Monday, August 18, 2014

John Oliver, Ferguson, and Mike Brown



I've been thinking about doing a post on what's been going on in Ferguson. But really the words escape me. The problem is so complex that I know my words won't do it justice. However, John Oliver does a beautiful job summing up the problems behind what's currently going on in Ferguson. It's definitely worth the 15 minutes.

My mind keeps going back to Mike Brown and my heart just breaks for him.  18 years old. I remember when I was 18. You haven't experience life at 18 yet. There's just so much you just haven' seen, done, or experienced. You haven't had even a decent heartbreak yet. There's already such a senseless waste of life in the young black male community for treading down the wrong path. I don't know Mike Brown, I don't know the type of kid he was or the man he would become. But he was on his way to college, to try to better himself. That just doesn't seem like the wrong path to me.

There are a lot of questions left to be answered. But no answer will be able to justify shooting an unarmed 18 year old. If he were white, no answer would be able to justify shooting an.... unarmed 18 year old. If he were Asian, no answer would bel able to justify shooting an.... unarmed 18 year old. If he were Latino, no answer would be able to justify an.... unarmed 18 year old. What I am pleasantly surprised to see is that this isn't lost on the public. While it's unavoidable to discuss race in this situation, I'm finding that all communities are upset by the situation.  This is a human rights issues as much as it is a racial issue.

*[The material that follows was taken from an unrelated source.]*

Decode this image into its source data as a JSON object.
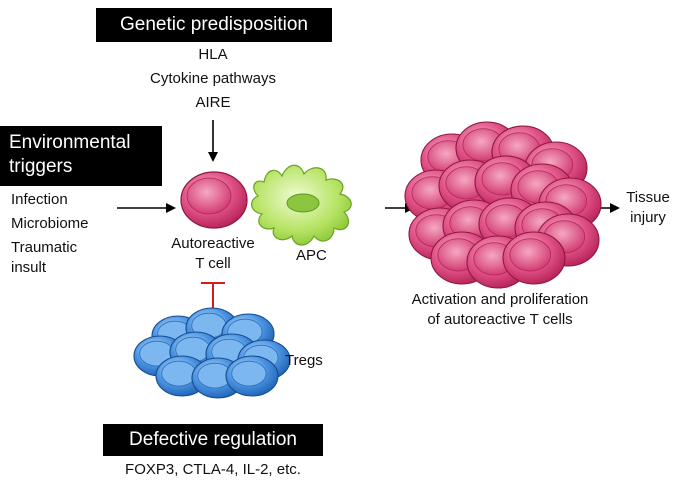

But again, my mind travels back to Mike Brown. I was thinking about him when I was driving for hours and it finally dawned on me. Mike Brown is my brother. I mean that Mike brown could have been my brother. I look at him and I see my little brother. I see Treyvon Martin and I see my nephews. I see Eric Garner and I see my brother-in-law. And suddenly I have genuine fear in my heart. Will one of my brothers get pulled over one day and scare a trigger happy cop? Will one of my nephews walk to the store for candy and take a short cut down the wrong street and scare a white man and loose his life for it?

Suddenly I'm afraid of having a son.  How will I protect him from a world that seems to be built against him? Is there a city I should move to where he would be safe?  Should I move to the best neighborhood with the best schools and white-wash him? Would that make him safer? Less likely to be racially profiled or discriminated against? Would I have to teach him how to talk to cops. How not to seem intimidating. Make sure to say yes sir and no sir when you're unfairly stopped while minding your own business. To control your anger when you're being treated a certain way because of the color of your skin. To make sure you're unassuming and not to hang out in large groups of black people unless you want to draw the attention of cops. Should I teach him that although he is as American as the next person, his right to bear arms would likely get him killed or arrested? How do you raise a black son in America?

Maybe I should just pray for daughters. While the black experience is still filled with challenges, it's easier for females. I don't carry the same disdain and fear as black males do for cops. I don't think about whether or not I appear threatening when walking down the street. I'll take being perceived to have a bad attitude any day over being shot unarmed for walking down the street. Maybe I should just pray for daughters.